What are layers? Each time you have a command in a Dockerfile, that creates a new layer, consisting of the files which were changed since the creation of the last layer. Once created, layers are immutable.
This buys you two things.
Before, I said it was "mostly" not true. What's the caveat?
There is one way of decreasing the size of many different images.

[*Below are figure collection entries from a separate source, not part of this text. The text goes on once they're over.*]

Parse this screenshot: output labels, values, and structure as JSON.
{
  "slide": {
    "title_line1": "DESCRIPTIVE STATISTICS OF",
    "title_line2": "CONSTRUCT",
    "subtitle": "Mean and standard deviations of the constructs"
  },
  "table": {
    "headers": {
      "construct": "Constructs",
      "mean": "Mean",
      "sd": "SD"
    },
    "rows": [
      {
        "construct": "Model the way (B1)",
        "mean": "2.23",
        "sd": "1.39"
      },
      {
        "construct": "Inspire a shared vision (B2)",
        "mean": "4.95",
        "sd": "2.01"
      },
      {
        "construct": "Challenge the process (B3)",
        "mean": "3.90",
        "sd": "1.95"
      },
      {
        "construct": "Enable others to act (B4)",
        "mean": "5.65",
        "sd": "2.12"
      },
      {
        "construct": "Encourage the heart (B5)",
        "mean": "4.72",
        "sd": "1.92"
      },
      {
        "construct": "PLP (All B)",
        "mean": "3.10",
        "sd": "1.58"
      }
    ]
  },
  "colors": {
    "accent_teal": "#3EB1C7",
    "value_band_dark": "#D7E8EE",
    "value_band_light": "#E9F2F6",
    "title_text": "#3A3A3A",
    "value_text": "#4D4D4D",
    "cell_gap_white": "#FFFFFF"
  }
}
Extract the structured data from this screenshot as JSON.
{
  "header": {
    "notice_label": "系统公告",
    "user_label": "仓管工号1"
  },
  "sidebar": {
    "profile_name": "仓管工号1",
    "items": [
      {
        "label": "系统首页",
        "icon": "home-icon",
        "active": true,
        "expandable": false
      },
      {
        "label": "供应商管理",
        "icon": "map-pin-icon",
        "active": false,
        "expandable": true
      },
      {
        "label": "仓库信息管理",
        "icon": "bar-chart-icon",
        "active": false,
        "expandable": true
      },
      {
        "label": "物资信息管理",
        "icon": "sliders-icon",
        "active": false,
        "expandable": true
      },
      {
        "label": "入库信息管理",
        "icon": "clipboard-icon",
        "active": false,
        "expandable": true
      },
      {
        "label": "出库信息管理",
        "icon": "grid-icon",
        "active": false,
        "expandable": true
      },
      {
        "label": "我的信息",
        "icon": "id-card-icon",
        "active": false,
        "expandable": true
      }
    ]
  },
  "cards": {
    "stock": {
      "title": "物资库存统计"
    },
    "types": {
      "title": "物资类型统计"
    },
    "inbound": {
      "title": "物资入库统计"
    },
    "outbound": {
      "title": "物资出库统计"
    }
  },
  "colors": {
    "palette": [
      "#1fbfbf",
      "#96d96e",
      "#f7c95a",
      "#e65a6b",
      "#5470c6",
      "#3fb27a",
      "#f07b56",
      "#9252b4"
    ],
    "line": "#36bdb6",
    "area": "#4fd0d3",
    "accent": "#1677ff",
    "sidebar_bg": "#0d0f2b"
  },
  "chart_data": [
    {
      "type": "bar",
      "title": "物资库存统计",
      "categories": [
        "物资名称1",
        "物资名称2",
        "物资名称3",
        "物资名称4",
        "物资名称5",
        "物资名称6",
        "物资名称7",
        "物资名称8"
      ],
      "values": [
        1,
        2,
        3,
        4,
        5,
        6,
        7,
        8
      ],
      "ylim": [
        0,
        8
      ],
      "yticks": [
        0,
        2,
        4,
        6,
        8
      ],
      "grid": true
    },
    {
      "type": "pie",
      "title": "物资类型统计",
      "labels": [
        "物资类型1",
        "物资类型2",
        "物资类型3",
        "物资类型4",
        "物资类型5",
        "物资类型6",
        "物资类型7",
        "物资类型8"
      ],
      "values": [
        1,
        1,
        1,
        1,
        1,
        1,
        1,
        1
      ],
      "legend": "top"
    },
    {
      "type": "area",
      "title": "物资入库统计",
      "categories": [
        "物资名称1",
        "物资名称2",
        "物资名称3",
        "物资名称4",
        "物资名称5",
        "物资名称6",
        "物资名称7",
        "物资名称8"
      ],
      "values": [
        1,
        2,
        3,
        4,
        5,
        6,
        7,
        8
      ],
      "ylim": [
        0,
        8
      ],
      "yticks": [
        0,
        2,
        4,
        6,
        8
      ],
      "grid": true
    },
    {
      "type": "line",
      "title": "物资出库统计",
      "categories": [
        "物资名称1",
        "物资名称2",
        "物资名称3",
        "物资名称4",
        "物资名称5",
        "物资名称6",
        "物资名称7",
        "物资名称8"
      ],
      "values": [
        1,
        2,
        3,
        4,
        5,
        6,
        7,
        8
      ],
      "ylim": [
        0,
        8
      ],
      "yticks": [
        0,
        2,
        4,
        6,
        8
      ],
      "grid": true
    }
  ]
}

If you can identify a common dependency which many of them use, it can save space to extract that dependency into a "base image."
Imagine you have two Docker images, defined by the following Dockerfiles:
# Image A
FROM ubuntu:latest
RUN apt-get install -y foo
RUN apt-get install -y gcc
# Image B
FROM ubuntu:latest
RUN apt-get install -y bar
RUN apt-get install -y gcc
Here we have two images, and both of them install gcc. However, the two installations of gcc will create two layers, because Docker can't tell that they're identical. This is a waste of space.
What you can do is create a Dockerfile which defines a base image:
# Base image
FROM ubuntu:latest
RUN apt-get install -y gcc
Then, you run docker build -t my-cool-base-image .
Now, you can reference the base image like this:
# Image A
FROM my-cool-base-image:latest
RUN apt-get install -y foo
# No need to install gcc here
Now your two containers will share a single copy of gcc on-disk.